The artworks were big blanket-like knits in dingy colours, with dividing lines that made them look like brick walls (think Pink Floyd album covers), and with graffiti-like Russian words in bright wools sewn on. Slogan type words, only backwards, or upside down, or altered; or swearword type words.
On another wall there were some neatly crocheted multi-coloured shapes – the kind of sweet table-mat thing you can imagine a granny with a slightly wonky sense of colour working, over a nice cup of tea. But these shapes were Russian letters, and the letters were strung together in more words, and, again, they were quite subversive, altered, wrong versions of Soviet slogans.
It was definitely confusing to see all those very butch power words – the shorthand script of the Soviet elite who, in their 70 years in power, gave us Stalin and the Gulag and millions of deaths, and the brutal vocabulary of choice of the violent Russian underworld that flourished under them – re-rendered here in neat, fluffy, well finished plain-and-purl-and-a-bit-of-embroidery. If you ever wanted an illustration of the feminisation of history, this was it.
It was only after the talk was over, and I turned round and noticed the quietest exhibit of all, at the back of the hall, that I actually burst out laughing.
This one was a large white lacy oblong, with frilly edges – the kind of cosy, conservative decorative item one might expect to find on a wire, not quite covering a cobwebby dacha window somewhere, with snow outside and whichever kindly auntie had done the crocheting glancing proudly round at it as she passed more tea (possibly from a samovar). It looked the concentrated essence of a particular kind of Russian innocence – the get-away-from-politics-to-the-simple-life mood that makes country weekends in those little wooden houses so enchanting. At least, it looked that way until you looked more closely and saw, all mixed up with the intricate patterns, that its main decorative feature was the – wildly inappropriate - great shouty Soviet propaganda word, PRAVDA (TRUTH), also the name of the main Soviet-era newspaper, followed by a disconcerting question mark.
The pieces, it turns out, are the work of a young Moscow artist called Olga Bozhko.
“The works for installation were knitted by hand - a symbolically soft and feminine medium.

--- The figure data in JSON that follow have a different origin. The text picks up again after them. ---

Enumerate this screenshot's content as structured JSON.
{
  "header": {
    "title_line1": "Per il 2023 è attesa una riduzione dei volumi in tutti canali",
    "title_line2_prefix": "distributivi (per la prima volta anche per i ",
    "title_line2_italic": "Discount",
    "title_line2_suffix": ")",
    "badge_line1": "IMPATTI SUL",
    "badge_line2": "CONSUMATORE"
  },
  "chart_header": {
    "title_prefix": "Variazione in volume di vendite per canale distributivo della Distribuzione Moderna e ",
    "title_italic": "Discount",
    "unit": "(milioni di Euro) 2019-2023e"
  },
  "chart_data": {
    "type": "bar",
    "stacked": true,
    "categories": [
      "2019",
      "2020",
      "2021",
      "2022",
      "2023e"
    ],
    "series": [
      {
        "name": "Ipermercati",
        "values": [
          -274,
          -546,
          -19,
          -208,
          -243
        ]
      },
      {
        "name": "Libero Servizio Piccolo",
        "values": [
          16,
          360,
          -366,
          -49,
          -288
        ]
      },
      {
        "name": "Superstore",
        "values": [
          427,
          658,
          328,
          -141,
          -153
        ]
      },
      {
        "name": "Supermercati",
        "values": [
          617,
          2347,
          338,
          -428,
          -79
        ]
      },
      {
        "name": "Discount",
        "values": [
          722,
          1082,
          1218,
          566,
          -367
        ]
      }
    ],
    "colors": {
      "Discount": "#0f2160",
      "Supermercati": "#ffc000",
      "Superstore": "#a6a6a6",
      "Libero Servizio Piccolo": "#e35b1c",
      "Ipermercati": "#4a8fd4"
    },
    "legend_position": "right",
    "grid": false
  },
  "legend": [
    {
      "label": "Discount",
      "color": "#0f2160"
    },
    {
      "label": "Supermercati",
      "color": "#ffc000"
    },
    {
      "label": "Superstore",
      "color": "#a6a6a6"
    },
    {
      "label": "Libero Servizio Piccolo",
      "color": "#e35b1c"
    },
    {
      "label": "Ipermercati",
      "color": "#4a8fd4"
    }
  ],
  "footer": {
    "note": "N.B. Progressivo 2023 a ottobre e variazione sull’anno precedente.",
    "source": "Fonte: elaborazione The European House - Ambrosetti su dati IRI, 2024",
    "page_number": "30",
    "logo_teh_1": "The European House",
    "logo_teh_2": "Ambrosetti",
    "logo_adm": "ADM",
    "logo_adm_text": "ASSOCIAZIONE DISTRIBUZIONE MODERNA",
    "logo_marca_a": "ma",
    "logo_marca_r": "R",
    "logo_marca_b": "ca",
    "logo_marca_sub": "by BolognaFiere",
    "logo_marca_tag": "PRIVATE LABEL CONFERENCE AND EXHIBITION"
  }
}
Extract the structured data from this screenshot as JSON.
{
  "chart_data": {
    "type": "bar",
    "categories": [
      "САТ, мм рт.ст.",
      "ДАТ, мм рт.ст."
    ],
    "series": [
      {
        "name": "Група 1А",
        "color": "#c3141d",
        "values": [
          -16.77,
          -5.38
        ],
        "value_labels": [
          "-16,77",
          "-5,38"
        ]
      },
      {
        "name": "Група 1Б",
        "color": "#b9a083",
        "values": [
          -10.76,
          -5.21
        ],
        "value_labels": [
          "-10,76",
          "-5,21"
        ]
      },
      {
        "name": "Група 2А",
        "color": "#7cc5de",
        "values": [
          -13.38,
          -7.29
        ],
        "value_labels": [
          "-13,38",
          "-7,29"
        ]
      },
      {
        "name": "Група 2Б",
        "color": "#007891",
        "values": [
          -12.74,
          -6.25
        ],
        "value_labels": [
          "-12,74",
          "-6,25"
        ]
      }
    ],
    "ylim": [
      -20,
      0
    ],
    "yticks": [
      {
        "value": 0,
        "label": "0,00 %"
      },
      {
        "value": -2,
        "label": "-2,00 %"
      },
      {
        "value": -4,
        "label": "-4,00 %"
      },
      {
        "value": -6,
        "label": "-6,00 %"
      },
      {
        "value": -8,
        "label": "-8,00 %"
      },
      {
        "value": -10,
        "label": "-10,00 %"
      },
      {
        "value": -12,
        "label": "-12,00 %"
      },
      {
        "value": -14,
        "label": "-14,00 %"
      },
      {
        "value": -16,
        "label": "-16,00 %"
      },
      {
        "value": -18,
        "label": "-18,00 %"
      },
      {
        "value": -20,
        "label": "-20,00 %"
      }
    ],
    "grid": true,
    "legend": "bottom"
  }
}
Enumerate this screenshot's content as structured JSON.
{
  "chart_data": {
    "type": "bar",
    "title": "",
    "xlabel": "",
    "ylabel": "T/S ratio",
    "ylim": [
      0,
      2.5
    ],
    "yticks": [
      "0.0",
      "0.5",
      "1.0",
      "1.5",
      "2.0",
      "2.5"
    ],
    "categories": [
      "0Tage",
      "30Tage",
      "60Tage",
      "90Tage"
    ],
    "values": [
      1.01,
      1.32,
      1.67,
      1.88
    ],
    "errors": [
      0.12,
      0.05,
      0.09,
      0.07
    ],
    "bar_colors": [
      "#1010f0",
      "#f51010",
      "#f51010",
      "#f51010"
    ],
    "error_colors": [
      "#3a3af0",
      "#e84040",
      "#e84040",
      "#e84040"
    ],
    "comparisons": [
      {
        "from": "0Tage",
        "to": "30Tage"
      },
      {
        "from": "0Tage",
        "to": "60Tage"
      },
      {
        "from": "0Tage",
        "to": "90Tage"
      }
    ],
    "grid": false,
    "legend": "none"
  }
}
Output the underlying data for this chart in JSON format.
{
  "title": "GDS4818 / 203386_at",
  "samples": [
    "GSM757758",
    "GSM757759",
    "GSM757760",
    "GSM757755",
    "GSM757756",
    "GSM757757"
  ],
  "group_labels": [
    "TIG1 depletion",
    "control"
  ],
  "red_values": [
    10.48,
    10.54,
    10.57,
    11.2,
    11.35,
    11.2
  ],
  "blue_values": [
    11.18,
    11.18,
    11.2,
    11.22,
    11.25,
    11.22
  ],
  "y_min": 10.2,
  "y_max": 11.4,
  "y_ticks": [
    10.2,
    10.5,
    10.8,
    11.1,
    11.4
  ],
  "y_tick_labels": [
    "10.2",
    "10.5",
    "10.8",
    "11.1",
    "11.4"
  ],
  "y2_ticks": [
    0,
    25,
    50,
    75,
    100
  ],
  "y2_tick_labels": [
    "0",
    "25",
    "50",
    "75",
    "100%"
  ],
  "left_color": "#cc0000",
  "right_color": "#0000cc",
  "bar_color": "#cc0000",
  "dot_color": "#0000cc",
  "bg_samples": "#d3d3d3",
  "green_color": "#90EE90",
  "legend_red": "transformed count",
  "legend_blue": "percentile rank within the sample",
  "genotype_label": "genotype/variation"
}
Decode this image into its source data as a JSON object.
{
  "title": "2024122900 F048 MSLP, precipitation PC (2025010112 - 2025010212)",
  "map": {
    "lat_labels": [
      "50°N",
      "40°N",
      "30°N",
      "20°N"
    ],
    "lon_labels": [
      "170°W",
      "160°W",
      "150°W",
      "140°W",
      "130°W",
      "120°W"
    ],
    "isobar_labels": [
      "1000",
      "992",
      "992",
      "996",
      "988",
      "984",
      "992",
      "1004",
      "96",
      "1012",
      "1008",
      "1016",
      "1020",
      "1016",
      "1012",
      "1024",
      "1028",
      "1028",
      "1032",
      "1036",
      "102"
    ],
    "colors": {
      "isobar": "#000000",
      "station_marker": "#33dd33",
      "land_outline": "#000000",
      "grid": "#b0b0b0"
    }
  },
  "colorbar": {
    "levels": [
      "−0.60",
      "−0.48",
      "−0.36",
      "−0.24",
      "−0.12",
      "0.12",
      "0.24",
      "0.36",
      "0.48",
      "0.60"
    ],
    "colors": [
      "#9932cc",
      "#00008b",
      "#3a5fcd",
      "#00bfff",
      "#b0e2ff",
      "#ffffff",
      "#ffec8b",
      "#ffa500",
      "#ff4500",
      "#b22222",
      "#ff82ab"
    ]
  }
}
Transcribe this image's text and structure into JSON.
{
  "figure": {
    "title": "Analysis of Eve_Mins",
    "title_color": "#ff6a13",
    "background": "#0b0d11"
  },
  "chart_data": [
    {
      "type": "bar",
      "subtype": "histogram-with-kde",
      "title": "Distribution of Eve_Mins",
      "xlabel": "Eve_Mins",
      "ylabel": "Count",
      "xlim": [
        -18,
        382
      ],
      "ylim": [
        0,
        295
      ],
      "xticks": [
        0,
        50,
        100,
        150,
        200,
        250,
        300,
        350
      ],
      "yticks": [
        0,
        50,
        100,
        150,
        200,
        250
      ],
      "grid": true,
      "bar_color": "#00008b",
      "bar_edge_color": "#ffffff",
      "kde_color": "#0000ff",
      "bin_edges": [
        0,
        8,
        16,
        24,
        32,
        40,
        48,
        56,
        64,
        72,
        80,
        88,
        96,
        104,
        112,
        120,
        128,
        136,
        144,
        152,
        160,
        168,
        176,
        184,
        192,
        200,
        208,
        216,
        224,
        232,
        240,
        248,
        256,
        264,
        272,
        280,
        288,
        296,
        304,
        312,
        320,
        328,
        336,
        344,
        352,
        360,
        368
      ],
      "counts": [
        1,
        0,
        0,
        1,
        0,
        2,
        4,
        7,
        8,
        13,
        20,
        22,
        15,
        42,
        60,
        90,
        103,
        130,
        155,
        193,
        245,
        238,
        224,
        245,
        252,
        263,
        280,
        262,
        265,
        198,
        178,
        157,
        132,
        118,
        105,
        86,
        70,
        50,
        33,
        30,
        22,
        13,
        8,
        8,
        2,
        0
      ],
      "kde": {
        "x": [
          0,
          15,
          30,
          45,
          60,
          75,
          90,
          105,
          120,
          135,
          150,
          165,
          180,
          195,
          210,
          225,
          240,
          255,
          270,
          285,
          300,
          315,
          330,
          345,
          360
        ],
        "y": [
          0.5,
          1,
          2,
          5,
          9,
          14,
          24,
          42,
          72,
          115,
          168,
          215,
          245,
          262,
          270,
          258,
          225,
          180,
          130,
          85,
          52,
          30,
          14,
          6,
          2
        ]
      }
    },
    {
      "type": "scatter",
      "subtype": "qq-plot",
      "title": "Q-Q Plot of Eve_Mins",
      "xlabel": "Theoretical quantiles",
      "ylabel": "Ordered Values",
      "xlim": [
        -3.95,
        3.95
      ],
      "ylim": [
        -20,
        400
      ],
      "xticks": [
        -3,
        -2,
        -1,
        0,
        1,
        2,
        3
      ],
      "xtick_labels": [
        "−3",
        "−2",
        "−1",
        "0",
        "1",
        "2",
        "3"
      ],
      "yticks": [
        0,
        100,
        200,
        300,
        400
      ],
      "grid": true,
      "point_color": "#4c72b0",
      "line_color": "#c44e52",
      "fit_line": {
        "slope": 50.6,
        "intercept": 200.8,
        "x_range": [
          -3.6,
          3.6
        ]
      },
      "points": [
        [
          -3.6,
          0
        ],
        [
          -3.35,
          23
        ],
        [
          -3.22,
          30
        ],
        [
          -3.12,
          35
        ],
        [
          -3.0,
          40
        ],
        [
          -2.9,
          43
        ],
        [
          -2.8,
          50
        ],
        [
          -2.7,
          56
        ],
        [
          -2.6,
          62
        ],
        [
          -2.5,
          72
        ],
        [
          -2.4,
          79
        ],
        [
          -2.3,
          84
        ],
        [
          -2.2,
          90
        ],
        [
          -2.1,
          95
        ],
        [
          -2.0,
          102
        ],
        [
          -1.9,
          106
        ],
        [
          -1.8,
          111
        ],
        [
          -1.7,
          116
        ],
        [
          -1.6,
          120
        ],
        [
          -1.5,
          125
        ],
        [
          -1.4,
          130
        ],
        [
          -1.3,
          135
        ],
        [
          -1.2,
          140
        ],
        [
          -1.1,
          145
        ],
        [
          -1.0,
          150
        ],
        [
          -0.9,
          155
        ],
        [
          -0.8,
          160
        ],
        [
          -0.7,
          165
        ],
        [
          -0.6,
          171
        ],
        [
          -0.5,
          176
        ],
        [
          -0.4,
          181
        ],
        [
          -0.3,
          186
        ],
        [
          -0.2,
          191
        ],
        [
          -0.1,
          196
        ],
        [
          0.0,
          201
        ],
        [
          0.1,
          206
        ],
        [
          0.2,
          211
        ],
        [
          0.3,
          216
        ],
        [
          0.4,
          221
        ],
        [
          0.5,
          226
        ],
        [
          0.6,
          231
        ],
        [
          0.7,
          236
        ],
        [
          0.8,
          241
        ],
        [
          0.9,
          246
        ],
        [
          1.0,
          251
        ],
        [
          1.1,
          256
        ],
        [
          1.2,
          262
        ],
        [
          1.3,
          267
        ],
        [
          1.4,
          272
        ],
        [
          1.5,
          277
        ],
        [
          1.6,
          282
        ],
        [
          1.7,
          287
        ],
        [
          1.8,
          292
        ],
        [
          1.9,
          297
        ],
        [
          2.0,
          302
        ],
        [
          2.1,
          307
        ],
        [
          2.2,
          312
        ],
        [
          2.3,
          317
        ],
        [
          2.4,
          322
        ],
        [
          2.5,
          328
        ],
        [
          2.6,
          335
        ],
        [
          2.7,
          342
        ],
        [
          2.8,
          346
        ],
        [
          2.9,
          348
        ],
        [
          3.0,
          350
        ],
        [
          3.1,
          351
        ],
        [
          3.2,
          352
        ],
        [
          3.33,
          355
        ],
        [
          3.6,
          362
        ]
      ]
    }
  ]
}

The large size of the works imply a considerable investment of labour and time: we usually associate this type of labour with domestic craft, which sets out to ‘wrap’ home life in comforting, soft hand-made material. But the images and particularly the inscriptions on the works are unsettling. Some of them imitate brick walls covered with angry graffiti, others - net curtains - but with slogans woven in to them. In the context of the elegant early Georgian architecture of Pushkin House, they turn into politically-charged comments on the past and present of Russia.”
The one that struck me most wasn’t in the room at all. It was at the bottom of the stairwell.
The inscription Bozhko has snuck into the middle of the net looks and sounds like the heroic early Soviet propaganda slogan, “Raby Ne My” – “We Are No Slaves”. Between 1917 and the onset of perestroika in the mid-1980s, this phrase always featured in the Soviet primary school literacy programme and as a result resonates today with generations of Russian-speakers.
By now, though, I knew better than to take Bozhko’s slogans at face value. So I looked again. Sure enough, she’d changed a few letters to give a very different message, “Ryby Nemy”, or “Fish Are Dumb” – the title of her exhibition.
“This play on words,” Pushkin House’s gloss on the show says, “shows how very subtle changes can disarm (and in fact then re-arm) a powerful propagandistic message. To Russian ears, the phrase ‘We are no slaves’ is associated with one of the grand ideological narratives of the last century; ‘fishes are dumb’ may be read factually or of course as a metaphor for silent shoals of people caught in nets of government propaganda.”
“I like these,” I said, with growing fellow-feeling. Bozhko seemed so clearly the visual equivalent of so many female historical novelists today – cleverly re-examining the past, using new methods and materials and values, emphasising some things more and de-emphasising others, poking a bit of quiet fun at some of the sacred cows of tradition, and generally filling in the gaps left by the male academicians who did the writing first time round.
“I don’t,” the man sitting next to me replied, in cross David Starkey style. “I decided that before you got here.”
But you might enjoy Bozhko's mocking girl challenge to the orthodoxies of modern Russian history if you are open-minded. Even if you're male.